Restoration Leads to Economic Benefit

According to an economic analysis performed by RTI International released earlier this week, for every dollar spent on salmon recovery in the Snohomish River Watershed, 77 cents become wages for a Washington resident.

When combined with DNR’s 20-Year Forest Health Strategic Plan, the Watershed Resilience Action Plan could create 2,930 jobs and generate more than $131 million in income for Washingtonians.

The study also found that spending $1 million on salmon recovery projects identified using DNR’s new beta WatershedConnect tool for the Snohomish watershed would support 15 full-time jobs.
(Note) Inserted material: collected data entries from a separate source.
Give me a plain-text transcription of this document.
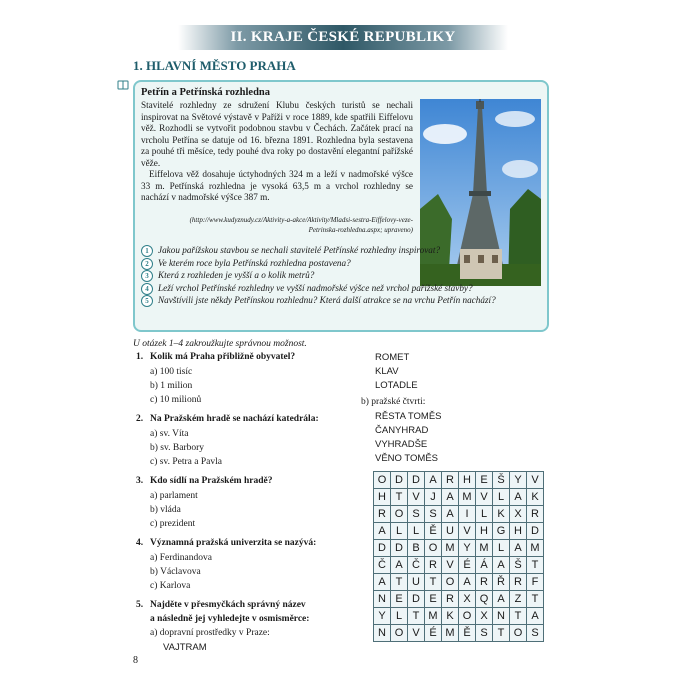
II. KRAJE ČESKÉ REPUBLIKY
1. HLAVNÍ MĚSTO PRAHA
Petřín a Petřínská rozhledna

Stavitelé rozhledny ze sdružení Klubu českých turistů se nechali inspirovat na Světové výstavě v Paříži v roce 1889, kde spatřili Eiffelovu věž. Rozhodli se vytvořit podobnou stavbu v Čechách. Začátek prací na vrcholu Petřína se datuje od 16. března 1891. Rozhledna byla sestavena za pouhé tři měsíce, tedy pouhé dva roky po dostavění elegantní pařížské věže.

Eiffelova věž dosahuje úctyhodných 324 m a leží v nadmořské výšce 33 m. Petřínská rozhledna je vysoká 63,5 m a vrchol rozhledny se nachází v nadmořské výšce 387 m.

(http://www.kudyznudy.cz/Aktivity-a-akce/Aktivity/Mladsi-sestra-Eiffelovy-veze-
Petrinska-rozhledna.aspx; upraveno)
1	Jakou pařížskou stavbou se nechali stavitelé Petřínské rozhledny inspirovat?
2	Ve kterém roce byla Petřínská rozhledna postavena?
3	Která z rozhleden je vyšší a o kolik metrů?
4	Leží vrchol Petřínské rozhledny ve vyšší nadmořské výšce než vrchol pařížské stavby?
5	Navštívili jste někdy Petřínskou rozhlednu? Která další atrakce se na vrchu Petřín nachází?
U otázek 1–4 zakroužkujte správnou možnost.
1. Kolik má Praha přibližně obyvatel?
a) 100 tisíc
b) 1 milion
c) 10 milionů
2. Na Pražském hradě se nachází katedrála:
a) sv. Víta
b) sv. Barbory
c) sv. Petra a Pavla
3. Kdo sídlí na Pražském hradě?
a) parlament
b) vláda
c) prezident
4. Významná pražská univerzita se nazývá:
a) Ferdinandova
b) Václavova
c) Karlova
5. Najděte v přesmyčkách správný název
a následně jej vyhledejte v osmisměrce:
a) dopravní prostředky v Praze:
VAJTRAM
ROMET
KLAV
LOTADLE
b) pražské čtvrti:
RĚSTA TOMĚS
ČANYHRAD
VYHRADŠE
VĚNO TOMĚS
O	D	D	A	R	H	E	Š	Y	V
H	T	V	J	A	M	V	L	A	K
R	O	S	S	A	I	L	K	X	R
A	L	L	Ě	U	V	H	G	H	D
D	D	B	O	M	Y	M	L	A	M
Č	A	Č	R	V	É	Á	A	Š	T
A	T	U	T	O	A	R	Ř	R	F
N	E	D	E	R	X	Q	A	Z	T
Y	L	T	M	K	O	X	N	T	A
N	O	V	É	M	Ě	S	T	O	S
8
Working with the Legislature to Advance Salmon Recovery

This legislative session, DNR is working to secure funding to implement key components of the Watershed Resilience Action Plan, starting with protecting and restoring 10,000 acres of kelp and eelgrass meadows, which are essential habitats for salmon, and expanding DNR’s Derelict Vessel Removal Program.
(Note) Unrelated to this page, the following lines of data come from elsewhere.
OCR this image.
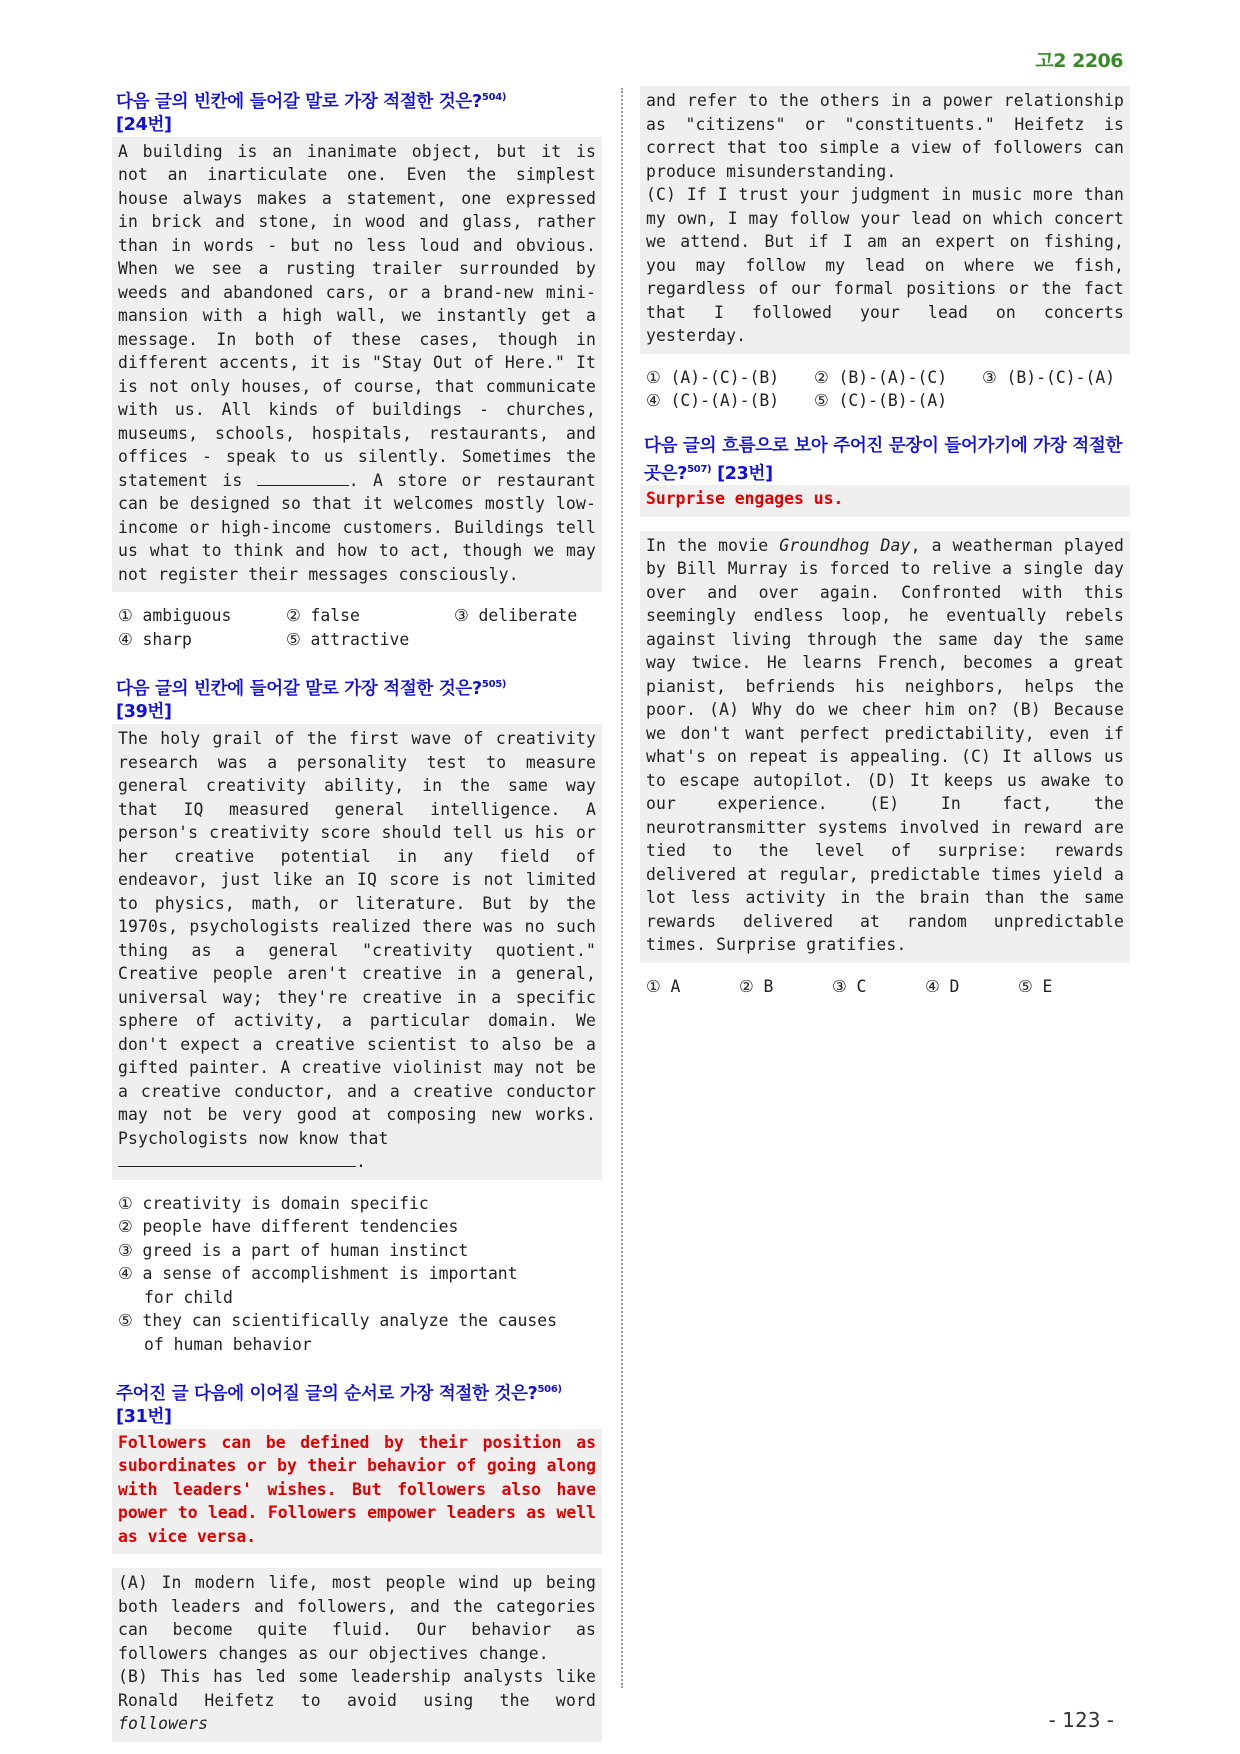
고2 2206
다음 글의 빈칸에 들어갈 말로 가장 적절한 것은?$^{504)}$
[24번]

A building is an inanimate object, but it is not an inarticulate one. Even the simplest house always makes a statement, one expressed in brick and stone, in wood and glass, rather than in words - but no less loud and obvious. When we see a rusting trailer surrounded by weeds and abandoned cars, or a brand-new mini-mansion with a high wall, we instantly get a message. In both of these cases, though in different accents, it is "Stay Out of Here." It is not only houses, of course, that communicate with us. All kinds of buildings - churches, museums, schools, hospitals, restaurants, and offices - speak to us silently. Sometimes the statement is	. A store or restaurant can be designed so that it welcomes mostly low-income or high-income customers. Buildings tell us what to think and how to act, though we may not register their messages consciously.

① ambiguous	② false	③ deliberate
④ sharp	⑤ attractive
다음 글의 빈칸에 들어갈 말로 가장 적절한 것은?$^{505)}$
[39번]

The holy grail of the first wave of creativity research was a personality test to measure general creativity ability, in the same way that IQ measured general intelligence. A person's creativity score should tell us his or her creative potential in any field of endeavor, just like an IQ score is not limited to physics, math, or literature. But by the 1970s, psychologists realized there was no such thing as a general "creativity quotient." Creative people aren't creative in a general, universal way; they're creative in a specific sphere of activity, a particular domain. We don't expect a creative scientist to also be a gifted painter. A creative violinist may not be a creative conductor, and a creative conductor may not be very good at composing new works. Psychologists now know that
.

① creativity is domain specific
② people have different tendencies
③ greed is a part of human instinct
④ a sense of accomplishment is important for child
⑤ they can scientifically analyze the causes of human behavior
주어진 글 다음에 이어질 글의 순서로 가장 적절한 것은?$^{506)}$ [31번]
Followers can be defined by their position as subordinates or by their behavior of going along with leaders' wishes. But followers also have power to lead. Followers empower leaders as well as vice versa.

(A) In modern life, most people wind up being both leaders and followers, and the categories can become quite fluid. Our behavior as followers changes as our objectives change.

(B) This has led some leadership analysts like Ronald Heifetz to avoid using the word followers

and refer to the others in a power relationship as "citizens" or "constituents." Heifetz is correct that too simple a view of followers can produce misunderstanding.

(C) If I trust your judgment in music more than my own, I may follow your lead on which concert we attend. But if I am an expert on fishing, you may follow my lead on where we fish, regardless of our formal positions or the fact that I followed your lead on concerts yesterday.

① (A)-(C)-(B)	② (B)-(A)-(C)	③ (B)-(C)-(A)
④ (C)-(A)-(B)	⑤ (C)-(B)-(A)
다음 글의 흐름으로 보아 주어진 문장이 들어가기에 가장 적절한 곳은?$^{507)}$ [23번]
Surprise engages us.

In the movie Groundhog Day, a weatherman played by Bill Murray is forced to relive a single day over and over again. Confronted with this seemingly endless loop, he eventually rebels against living through the same day the same way twice. He learns French, becomes a great pianist, befriends his neighbors, helps the poor. (A) Why do we cheer him on? (B) Because we don't want perfect predictability, even if what's on repeat is appealing. (C) It allows us to escape autopilot. (D) It keeps us awake to our experience. (E) In fact, the neurotransmitter systems involved in reward are tied to the level of surprise: rewards delivered at regular, predictable times yield a lot less activity in the brain than the same rewards delivered at random unpredictable times. Surprise gratifies.

① A	② B	③ C	④ D	⑤ E
- 123 -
“Kelp forests are proving more and more important in the fight against climate change,” said state Representative Sharon Shewmake (D-Bellingham). “They sequester carbon, are a critical home for sea creatures, protect shorelines and homes from increasingly severe storms, and even feed humans and livestock. I’m grateful to everyone who is working hard on legislation, research and projects to make our water ecosystems more resilient.”

“Washington has one of the most beautiful natural environments in the country, but at every level our ecosystems are facing an existential crisis,” said Senator Liz Lovelett (D-Anacortes). “Kelp and eelgrass are a crucial part of the overall ecosystem, and we need to act now to ensure every species in our state is protected for generations to come.”

In addition, DNR is seeking funding to retain and add Puget SoundCorps crews that will restore habitat, enhance salmon recovery, protect recreational opportunities, and develop into future leaders of Washington’s natural resource industries.